Themes

Four emblems representing key themes of Sailmaker: family relationships, grieving, social class, and religion

Family relationships

A main theme of the play is family relationships. The four characters belong to the same family, although the two father-son relationships differ. Alec and Davie’s family situation is forced to change at the start of the play with the death of Alec's mother.

At the end, it changes again, as Alec chooses to leave the family home and live by himself when he goes to university. Billy and Ian's home life remains static throughout. This symbolises their lives and ambitions as, even when redundancy forces them to seek work elsewhere, they both move to Aberdeen.

Davie is presented as a traditional Scottish working man who cares about his family and shows few feelings. Even when Alec recalls learning of his mother’s death, his father’s words are honest, blunt and unemotional Ah’ve got a bit of bad news for ye son… Yer mammy’s dead. Davie makes no attempt to soften the blow and no reference is made in the stage directions to him holding or comforting his son.

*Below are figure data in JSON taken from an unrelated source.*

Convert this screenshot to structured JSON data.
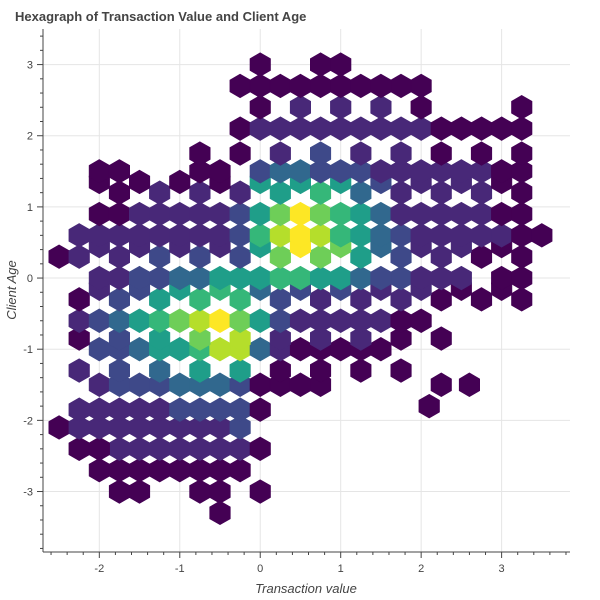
{
  "chart_data": {
    "type": "hexbin",
    "title": "Hexagraph of Transaction Value and Client Age",
    "xlabel": "Transaction value",
    "ylabel": "Client Age",
    "xlim": [
      -2.7,
      3.85
    ],
    "ylim": [
      -3.85,
      3.5
    ],
    "x_ticks": [
      -2,
      -1,
      0,
      1,
      2,
      3
    ],
    "y_ticks": [
      -3,
      -2,
      -1,
      0,
      1,
      2,
      3
    ],
    "grid": true,
    "legend": "none",
    "hex_size": 0.25,
    "colormap": [
      "#440154",
      "#482878",
      "#3e4989",
      "#31688e",
      "#26828e",
      "#1f9e89",
      "#35b779",
      "#6ece58",
      "#b5de2b",
      "#fde725"
    ],
    "bins": [
      [
        -1.75,
        -3.0,
        1
      ],
      [
        -1.5,
        -3.0,
        1
      ],
      [
        -0.75,
        -3.0,
        1
      ],
      [
        -0.5,
        -3.0,
        1
      ],
      [
        0.0,
        -3.0,
        1
      ],
      [
        -0.5,
        -3.3,
        1
      ],
      [
        -2.0,
        -2.7,
        1
      ],
      [
        -1.5,
        -2.7,
        1
      ],
      [
        -1.0,
        -2.7,
        1
      ],
      [
        -0.25,
        -2.7,
        1
      ],
      [
        -0.5,
        -2.7,
        1
      ],
      [
        -0.75,
        -2.7,
        1
      ],
      [
        -1.75,
        -2.7,
        1
      ],
      [
        -1.25,
        -2.7,
        1
      ],
      [
        -2.25,
        -2.4,
        1
      ],
      [
        -1.75,
        -2.4,
        2
      ],
      [
        -1.25,
        -2.4,
        2
      ],
      [
        -0.75,
        -2.4,
        2
      ],
      [
        -0.25,
        -2.4,
        2
      ],
      [
        -2.0,
        -2.4,
        1
      ],
      [
        -1.5,
        -2.4,
        2
      ],
      [
        -1.0,
        -2.4,
        2
      ],
      [
        -0.5,
        -2.4,
        2
      ],
      [
        0.0,
        -2.4,
        1
      ],
      [
        -2.5,
        -2.1,
        1
      ],
      [
        -2.25,
        -2.1,
        2
      ],
      [
        -2.0,
        -2.1,
        2
      ],
      [
        -1.75,
        -2.1,
        2
      ],
      [
        -1.5,
        -2.1,
        2
      ],
      [
        -1.25,
        -2.1,
        2
      ],
      [
        -1.0,
        -2.1,
        2
      ],
      [
        -0.75,
        -2.1,
        2
      ],
      [
        -0.5,
        -2.1,
        2
      ],
      [
        -0.25,
        -2.1,
        3
      ],
      [
        -2.25,
        -1.85,
        2
      ],
      [
        -1.75,
        -1.85,
        2
      ],
      [
        -1.25,
        -1.85,
        2
      ],
      [
        -0.75,
        -1.85,
        3
      ],
      [
        -0.25,
        -1.85,
        3
      ],
      [
        0.0,
        -1.85,
        1
      ],
      [
        -2.0,
        -1.85,
        2
      ],
      [
        -1.5,
        -1.85,
        2
      ],
      [
        -1.0,
        -1.85,
        3
      ],
      [
        -0.5,
        -1.85,
        3
      ],
      [
        -2.0,
        -1.5,
        2
      ],
      [
        -1.75,
        -1.5,
        3
      ],
      [
        -1.5,
        -1.5,
        3
      ],
      [
        -1.25,
        -1.5,
        3
      ],
      [
        -1.0,
        -1.5,
        4
      ],
      [
        -0.75,
        -1.5,
        4
      ],
      [
        -0.5,
        -1.5,
        4
      ],
      [
        -0.25,
        -1.5,
        3
      ],
      [
        0.0,
        -1.5,
        1
      ],
      [
        0.25,
        -1.5,
        1
      ],
      [
        0.5,
        -1.5,
        1
      ],
      [
        0.75,
        -1.5,
        1
      ],
      [
        -2.25,
        -1.3,
        2
      ],
      [
        -1.75,
        -1.3,
        3
      ],
      [
        -1.25,
        -1.3,
        4
      ],
      [
        -0.75,
        -1.3,
        5
      ],
      [
        -0.25,
        -1.3,
        5
      ],
      [
        0.25,
        -1.3,
        1
      ],
      [
        0.75,
        -1.3,
        1
      ],
      [
        1.25,
        -1.3,
        1
      ],
      [
        1.75,
        -1.3,
        1
      ],
      [
        -2.0,
        -1.0,
        3
      ],
      [
        -1.75,
        -1.0,
        3
      ],
      [
        -1.5,
        -1.0,
        4
      ],
      [
        -1.25,
        -1.0,
        5
      ],
      [
        -1.0,
        -1.0,
        5
      ],
      [
        -0.75,
        -1.0,
        6
      ],
      [
        -0.5,
        -1.0,
        8
      ],
      [
        -0.25,
        -1.0,
        8
      ],
      [
        0.0,
        -1.0,
        4
      ],
      [
        0.25,
        -1.0,
        2
      ],
      [
        0.5,
        -1.0,
        1
      ],
      [
        0.75,
        -1.0,
        1
      ],
      [
        1.0,
        -1.0,
        1
      ],
      [
        1.25,
        -1.0,
        1
      ],
      [
        1.5,
        -1.0,
        1
      ],
      [
        -2.25,
        -0.85,
        1
      ],
      [
        -1.75,
        -0.85,
        3
      ],
      [
        -1.25,
        -0.85,
        5
      ],
      [
        -0.75,
        -0.85,
        7
      ],
      [
        -0.25,
        -0.85,
        8
      ],
      [
        0.25,
        -0.85,
        2
      ],
      [
        0.75,
        -0.85,
        2
      ],
      [
        1.25,
        -0.85,
        2
      ],
      [
        1.75,
        -0.85,
        1
      ],
      [
        2.25,
        -0.85,
        1
      ],
      [
        -2.25,
        -0.6,
        2
      ],
      [
        -2.0,
        -0.6,
        3
      ],
      [
        -1.75,
        -0.6,
        4
      ],
      [
        -1.5,
        -0.6,
        5
      ],
      [
        -1.25,
        -0.6,
        6
      ],
      [
        -1.0,
        -0.6,
        7
      ],
      [
        -0.75,
        -0.6,
        8
      ],
      [
        -0.5,
        -0.6,
        9
      ],
      [
        -0.25,
        -0.6,
        7
      ],
      [
        0.0,
        -0.6,
        5
      ],
      [
        0.25,
        -0.6,
        3
      ],
      [
        0.5,
        -0.6,
        2
      ],
      [
        0.75,
        -0.6,
        2
      ],
      [
        1.0,
        -0.6,
        2
      ],
      [
        1.25,
        -0.6,
        2
      ],
      [
        1.5,
        -0.6,
        2
      ],
      [
        1.75,
        -0.6,
        1
      ],
      [
        2.0,
        -0.6,
        1
      ],
      [
        -2.25,
        -0.3,
        1
      ],
      [
        -1.75,
        -0.3,
        3
      ],
      [
        -1.25,
        -0.3,
        5
      ],
      [
        -0.75,
        -0.3,
        6
      ],
      [
        -0.25,
        -0.3,
        6
      ],
      [
        0.25,
        -0.3,
        3
      ],
      [
        0.75,
        -0.3,
        2
      ],
      [
        1.25,
        -0.3,
        2
      ],
      [
        1.75,
        -0.3,
        2
      ],
      [
        2.25,
        -0.3,
        1
      ],
      [
        2.75,
        -0.3,
        1
      ],
      [
        3.25,
        -0.3,
        1
      ],
      [
        -2.0,
        -0.15,
        2
      ],
      [
        -1.5,
        -0.15,
        3
      ],
      [
        -1.0,
        -0.15,
        5
      ],
      [
        -0.5,
        -0.15,
        6
      ],
      [
        0.0,
        -0.15,
        4
      ],
      [
        0.5,
        -0.15,
        3
      ],
      [
        1.0,
        -0.15,
        3
      ],
      [
        1.5,
        -0.15,
        2
      ],
      [
        2.0,
        -0.15,
        2
      ],
      [
        2.5,
        -0.15,
        1
      ],
      [
        3.0,
        -0.15,
        1
      ],
      [
        -2.0,
        0.0,
        2
      ],
      [
        -1.75,
        0.0,
        2
      ],
      [
        -1.5,
        0.0,
        3
      ],
      [
        -1.25,
        0.0,
        3
      ],
      [
        -1.0,
        0.0,
        4
      ],
      [
        -0.75,
        0.0,
        4
      ],
      [
        -0.5,
        0.0,
        5
      ],
      [
        -0.25,
        0.0,
        5
      ],
      [
        0.0,
        0.0,
        5
      ],
      [
        0.25,
        0.0,
        6
      ],
      [
        0.5,
        0.0,
        6
      ],
      [
        0.75,
        0.0,
        5
      ],
      [
        1.0,
        0.0,
        5
      ],
      [
        1.25,
        0.0,
        4
      ],
      [
        1.5,
        0.0,
        3
      ],
      [
        1.75,
        0.0,
        3
      ],
      [
        2.0,
        0.0,
        2
      ],
      [
        2.25,
        0.0,
        2
      ],
      [
        2.5,
        0.0,
        2
      ],
      [
        3.0,
        0.0,
        1
      ],
      [
        3.25,
        0.0,
        1
      ],
      [
        -2.5,
        0.3,
        1
      ],
      [
        -2.25,
        0.3,
        2
      ],
      [
        -1.75,
        0.3,
        2
      ],
      [
        -1.25,
        0.3,
        3
      ],
      [
        -0.75,
        0.3,
        3
      ],
      [
        -0.25,
        0.3,
        3
      ],
      [
        0.25,
        0.3,
        7
      ],
      [
        0.75,
        0.3,
        7
      ],
      [
        1.25,
        0.3,
        5
      ],
      [
        1.75,
        0.3,
        3
      ],
      [
        2.25,
        0.3,
        2
      ],
      [
        2.75,
        0.3,
        1
      ],
      [
        3.25,
        0.3,
        1
      ],
      [
        -2.0,
        0.45,
        2
      ],
      [
        -1.5,
        0.45,
        2
      ],
      [
        -1.0,
        0.45,
        2
      ],
      [
        -0.5,
        0.45,
        2
      ],
      [
        0.0,
        0.45,
        5
      ],
      [
        0.5,
        0.45,
        9
      ],
      [
        1.0,
        0.45,
        7
      ],
      [
        1.5,
        0.45,
        4
      ],
      [
        2.0,
        0.45,
        2
      ],
      [
        2.5,
        0.45,
        2
      ],
      [
        3.0,
        0.45,
        1
      ],
      [
        -2.25,
        0.6,
        2
      ],
      [
        -2.0,
        0.6,
        2
      ],
      [
        -1.75,
        0.6,
        2
      ],
      [
        -1.5,
        0.6,
        2
      ],
      [
        -1.25,
        0.6,
        2
      ],
      [
        -1.0,
        0.6,
        2
      ],
      [
        -0.75,
        0.6,
        2
      ],
      [
        -0.5,
        0.6,
        2
      ],
      [
        -0.25,
        0.6,
        3
      ],
      [
        0.0,
        0.6,
        6
      ],
      [
        0.25,
        0.6,
        8
      ],
      [
        0.5,
        0.6,
        9
      ],
      [
        0.75,
        0.6,
        8
      ],
      [
        1.0,
        0.6,
        6
      ],
      [
        1.25,
        0.6,
        5
      ],
      [
        1.5,
        0.6,
        4
      ],
      [
        1.75,
        0.6,
        3
      ],
      [
        2.0,
        0.6,
        2
      ],
      [
        2.25,
        0.6,
        2
      ],
      [
        2.5,
        0.6,
        2
      ],
      [
        2.75,
        0.6,
        2
      ],
      [
        3.0,
        0.6,
        2
      ],
      [
        3.25,
        0.6,
        1
      ],
      [
        3.5,
        0.6,
        1
      ],
      [
        -2.0,
        0.9,
        1
      ],
      [
        -1.75,
        0.9,
        1
      ],
      [
        -1.5,
        0.9,
        2
      ],
      [
        -1.25,
        0.9,
        2
      ],
      [
        -1.0,
        0.9,
        2
      ],
      [
        -0.75,
        0.9,
        2
      ],
      [
        -0.5,
        0.9,
        2
      ],
      [
        -0.25,
        0.9,
        3
      ],
      [
        0.0,
        0.9,
        5
      ],
      [
        0.25,
        0.9,
        7
      ],
      [
        0.5,
        0.9,
        9
      ],
      [
        0.75,
        0.9,
        7
      ],
      [
        1.0,
        0.9,
        6
      ],
      [
        1.25,
        0.9,
        5
      ],
      [
        1.5,
        0.9,
        4
      ],
      [
        1.75,
        0.9,
        2
      ],
      [
        2.0,
        0.9,
        2
      ],
      [
        2.25,
        0.9,
        2
      ],
      [
        2.5,
        0.9,
        2
      ],
      [
        2.75,
        0.9,
        2
      ],
      [
        3.0,
        0.9,
        1
      ],
      [
        3.25,
        0.9,
        1
      ],
      [
        -1.75,
        1.2,
        1
      ],
      [
        -1.25,
        1.2,
        2
      ],
      [
        -0.75,
        1.2,
        2
      ],
      [
        -0.25,
        1.2,
        2
      ],
      [
        0.25,
        1.2,
        5
      ],
      [
        0.75,
        1.2,
        6
      ],
      [
        1.25,
        1.2,
        4
      ],
      [
        1.75,
        1.2,
        2
      ],
      [
        2.25,
        1.2,
        2
      ],
      [
        2.75,
        1.2,
        2
      ],
      [
        3.25,
        1.2,
        1
      ],
      [
        -2.0,
        1.35,
        1
      ],
      [
        -1.5,
        1.35,
        1
      ],
      [
        -1.0,
        1.35,
        1
      ],
      [
        -0.5,
        1.35,
        1
      ],
      [
        0.0,
        1.35,
        5
      ],
      [
        0.5,
        1.35,
        5
      ],
      [
        1.0,
        1.35,
        5
      ],
      [
        1.5,
        1.35,
        3
      ],
      [
        2.0,
        1.35,
        2
      ],
      [
        2.5,
        1.35,
        2
      ],
      [
        3.0,
        1.35,
        1
      ],
      [
        -2.0,
        1.5,
        1
      ],
      [
        -1.75,
        1.5,
        1
      ],
      [
        -0.75,
        1.5,
        1
      ],
      [
        -0.5,
        1.5,
        1
      ],
      [
        0.0,
        1.5,
        3
      ],
      [
        0.25,
        1.5,
        4
      ],
      [
        0.5,
        1.5,
        4
      ],
      [
        0.75,
        1.5,
        3
      ],
      [
        1.0,
        1.5,
        3
      ],
      [
        1.25,
        1.5,
        3
      ],
      [
        1.5,
        1.5,
        2
      ],
      [
        1.75,
        1.5,
        2
      ],
      [
        2.0,
        1.5,
        2
      ],
      [
        2.25,
        1.5,
        2
      ],
      [
        2.5,
        1.5,
        2
      ],
      [
        2.75,
        1.5,
        2
      ],
      [
        3.0,
        1.5,
        1
      ],
      [
        3.25,
        1.5,
        1
      ],
      [
        -0.75,
        1.75,
        1
      ],
      [
        -0.25,
        1.75,
        1
      ],
      [
        0.25,
        1.75,
        2
      ],
      [
        0.75,
        1.75,
        3
      ],
      [
        1.25,
        1.75,
        2
      ],
      [
        1.75,
        1.75,
        2
      ],
      [
        2.25,
        1.75,
        1
      ],
      [
        2.75,
        1.75,
        1
      ],
      [
        3.25,
        1.75,
        1
      ],
      [
        -0.25,
        2.1,
        1
      ],
      [
        0.0,
        2.1,
        2
      ],
      [
        0.25,
        2.1,
        2
      ],
      [
        0.5,
        2.1,
        2
      ],
      [
        0.75,
        2.1,
        2
      ],
      [
        1.0,
        2.1,
        2
      ],
      [
        1.25,
        2.1,
        2
      ],
      [
        1.5,
        2.1,
        2
      ],
      [
        1.75,
        2.1,
        2
      ],
      [
        2.0,
        2.1,
        2
      ],
      [
        2.25,
        2.1,
        1
      ],
      [
        2.5,
        2.1,
        1
      ],
      [
        2.75,
        2.1,
        1
      ],
      [
        3.0,
        2.1,
        1
      ],
      [
        3.25,
        2.1,
        1
      ],
      [
        0.0,
        2.4,
        1
      ],
      [
        0.5,
        2.4,
        2
      ],
      [
        1.0,
        2.4,
        2
      ],
      [
        1.5,
        2.4,
        2
      ],
      [
        2.0,
        2.4,
        1
      ],
      [
        3.25,
        2.4,
        1
      ],
      [
        -0.25,
        2.7,
        1
      ],
      [
        0.0,
        2.7,
        1
      ],
      [
        0.25,
        2.7,
        1
      ],
      [
        0.5,
        2.7,
        1
      ],
      [
        0.75,
        2.7,
        1
      ],
      [
        1.0,
        2.7,
        1
      ],
      [
        1.25,
        2.7,
        1
      ],
      [
        1.5,
        2.7,
        1
      ],
      [
        1.75,
        2.7,
        1
      ],
      [
        2.0,
        2.7,
        1
      ],
      [
        0.0,
        3.0,
        1
      ],
      [
        0.75,
        3.0,
        1
      ],
      [
        1.0,
        3.0,
        1
      ],
      [
        2.1,
        -1.8,
        1
      ],
      [
        2.25,
        -1.5,
        1
      ],
      [
        2.6,
        -1.5,
        1
      ]
    ]
  }
}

We learn that he turns away and says Ah’ll make a cuppa tea... It is only in a soliloquy that he reveals his feelings of grief. This indicates that, while Davie cares deeply for his son, they are not close and cannot communicate in an open way with one another. This is why it is perhaps easier for Alec to choose his own direction in life at the end of the play.

At the start of the play, Alec is both proud and supportive of his father. He boasts about his father’s trade as a sailmaker to Ian, whose attempt to deflate this by reminding Alec his dad is a tick man is ignored.

He sees an opportunity for Davie to return to his trade when he finds the yacht and asks Davie to make a sail, only to be let down when Davie does not get around to it. Billy, by contrast, promises to paint the yacht, and he and Alec enthusiastically discuss colours. The job is completed within a few days.

Cousins Ian and Alec get on well at the start of the play and are seen playing action and adventure games, football, discussing comics and making bows and arrows together. They have a mutual interest in Rangers and like the same music. However, even at this young age, Alec is seen as more sensitive and intellectual than Ian, who is practical and loves football.

Ian has no interest in girls and teases Alec when he admits he likes Maureen. He also mocks Alec when he finds the holy medal and is shocked his cousin would keep a Catholic symbol. Davie’s influence is clear when Alec does not reject the medal as a symbol of another faith but keeps it, reasoning A just sorta … liked it. This demonstrates his open-mindedness.

Billy is largely supportive of Davie, although he fails to understand his grief and believes he needs to pull himself together. His attempt to scare off the bookie to whom Davie owes money ends in failure when the firm closes and all are made redundant. The family separate when Billy and Ian move to Aberdeen in search of work, leaving Davie and Alec behind in Govan.

It is clear from his reading that Davie is a clever man and he impresses upon Alec the importance of a good education and a decent job. Ironically, this leads to the final breakdown in their relationship as Alec's learning encourages him to seek out new opportunities and distances him intellectually from his father.

When he goes to private school Alec is already climbing the social ladder out of Govan, leaving behind his father, who is upset over their lack of communication:

quote
Can ye no talk tae me these days? Can ye no tell me anything? Think ah came fae another planet.